Fiction Reviews


House of Small Shadows

(2013) Adam Nevill, Pan, £7.99, pbk, 384pp, ISBN 978-0-330-54424-5

 

You do not want to go there. Yes, you, especially, you, because you have a secret, perhaps one that you are not really aware of. You are different. You are flawed. You have a weakness that has brought you to this place. And this place has been waiting for you.

One of the major tropes of horror, and I mean in all it’s various forms – short story, novel and film, is 'you don’t want to go there'. Read some of the annual 'best of' horror collections, and that will be a common thread running through many of the stories. It’s a rich theme. Think Shirley Jackson. Think Susan Hill. Think Stephen King (and this year saw the publication of his novel Doctor Sleep, a sequel to The Shining (and let’s look at that novel: ominous remote place with a bit of a history -check. Chance of getting cut off from the rest of the world there – check. Flawed, central character with his own demons and weaknesses – check. Oh, and there is a special one, with his own hidden talent - check).

It is no happy accident that I am mentioning Stephen King as the blurb on the cover proclaims that 'Adam Nevill is 'Britain’s answer to Stephen King'. 'I used to be that,' Ramsey Campbell was heard to say at this year’s World Fantasy Convention in Brighton back at the start of November. King is uniquely King. Campbell is uniquely Campbell, and Nevill is uniquely Nevill, but what he has done is taken this key tropes, those key ingredients and kneaded them down into a horror that is a lot more smaller, and intimate and claustrophobic than his previous award-winning novels.
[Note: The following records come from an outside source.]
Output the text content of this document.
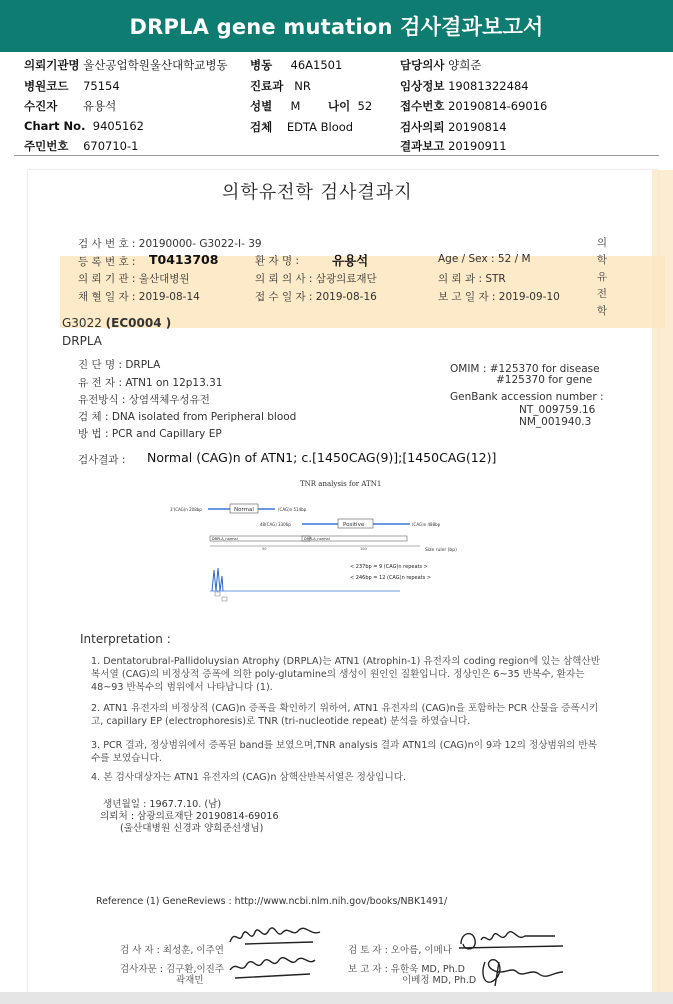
DRPLA gene mutation 검사결과보고서
의뢰기관명 울산공업학원울산대학교병동 병동 46A1501	담당의사 양희준
병원코드 75154	진료과 NR	임상정보 19081322484
수진자 유용석	성별 M 나이 52 접수번호 20190814-69016
Chart No. 9405162	검체 EDTA Blood	검사의뢰 20190814
주민번호 670710-1	결과보고 20190911
의학유전학 검사결과지
의학유전학
검 사 번 호 : 20190000- G3022-I- 39
등 록 번 호 : T0413708	환 자 명 :	유용석	Age / Sex : 52 / M
의 뢰 기 관 : 울산대병원	의 뢰 의 사 : 삼광의료재단	의 뢰 과 : STR
채 혈 일 자 : 2019-08-14	접 수 일 자 : 2019-08-16	보 고 일 자 : 2019-09-10
G3022 (EC0004 )
DRPLA
진 단 명 : DRPLA
유 전 자 : ATN1 on 12p13.31
유전방식 : 상염색체우성유전
검 체 : DNA isolated from Peripheral blood
방 법 : PCR and Capillary EP
OMIM : #125370 for disease
#125370 for gene
GenBank accession number :
NT_009759.16
NM_001940.3
검사결과 : Normal (CAG)n of ATN1; c.[1450CAG(9)];[1450CAG(12)]
TNR analysis for ATN1
Normal
3'(CAG)n 208bp	(CAG)n 514bp
Positive
48(CAG) 3306p	(CAG)n 488bp
DRPLA_normal	DRPLA_normal
50	100	Size ruler (bp)
< 237bp = 9 (CAG)n repeats >
< 246bp = 12 (CAG)n repeats >
Interpretation :
1. Dentatorubral-Pallidoluysian Atrophy (DRPLA)는 ATN1 (Atrophin-1) 유전자의 coding region에 있는 삼핵산반복서열 (CAG)의 비정상적 증폭에 의한 poly-glutamine의 생성이 원인인 질환입니다. 정상인은 6~35 반복수, 환자는 48~93 반복수의 범위에서 나타납니다 (1).
2. ATN1 유전자의 비정상적 (CAG)n 증폭을 확인하기 위하여, ATN1 유전자의 (CAG)n을 포함하는 PCR 산물을 증폭시키고, capillary EP (electrophoresis)로 TNR (tri-nucleotide repeat) 분석을 하였습니다.
3. PCR 결과, 정상범위에서 증폭된 band를 보였으며,TNR analysis 결과 ATN1의 (CAG)n이 9과 12의 정상범위의 반복수를 보였습니다.
4. 본 검사대상자는 ATN1 유전자의 (CAG)n 삼핵산반복서열은 정상입니다.
생년월일 : 1967.7.10. (남)
의뢰처 : 삼광의료재단 20190814-69016
(울산대병원 신경과 양희준선생님)
Reference (1) GeneReviews : http://www.ncbi.nlm.nih.gov/books/NBK1491/
검 사 자 : 최성훈, 이주연
검사자문 : 김구환,이진주
곽재민
검 토 자 : 오아름, 이메나
보 고 자 : 유한욱 MD, Ph.D
이베정 MD, Ph.D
What we have is the story of a house – one with small shadows in it. The Red House, in fact (and the word 'red' obviously conjured up some connotations) which belonged to the late H. M. Mason, survivor of the Great War, but at a cost. For years, this master taxidermist and puppeteer hid himself away there creating many things, not all of which should see the light of day or the dark of the moon, but now he is dead and it is the job of Catherine Howard, late of London, a city where her heart and spirit were broken, to come to the Red House to do some valuation work. Catherine has lost out in the worlds of love and work, but she is damaged goods, stretching all the way back to her childhood when she was adopted and her only friend was Alice, who disappeared, never to be found, another victim of the Pied Piper of Ellyll. Yet the Red House is not empty. Mason’s ancient niece, Edith lives there and she is a ferocious guardian of her uncle’s work, and there is also the mute house-keeper Maude who warns Catherine in a note to go and never come back, but she has to come back, she has a job to do, and terrible secrets to undercover.

I hope someone picks up the film rights for this and turns it into a creepy, eerie film in the vein of Guillermo del Toro’s earlier movies, maybe with chillmeister, Stephen Volk (Ghostwatch, Afterlife) as scriptwriter. If I can hark back to King’s Doctor Sleep which was a brilliant page-turner (even me, the world’s most reluctant reader devoured 160 pages of it in two days). Doctor Sleep was exciting, it was ingenious, the characterisation and the plotting were tremendous, but it just was not scary. With House of Small Shadows, Nevill might not be 'Britain’s answer to Stephen King' - yet, but he can certainly do scary.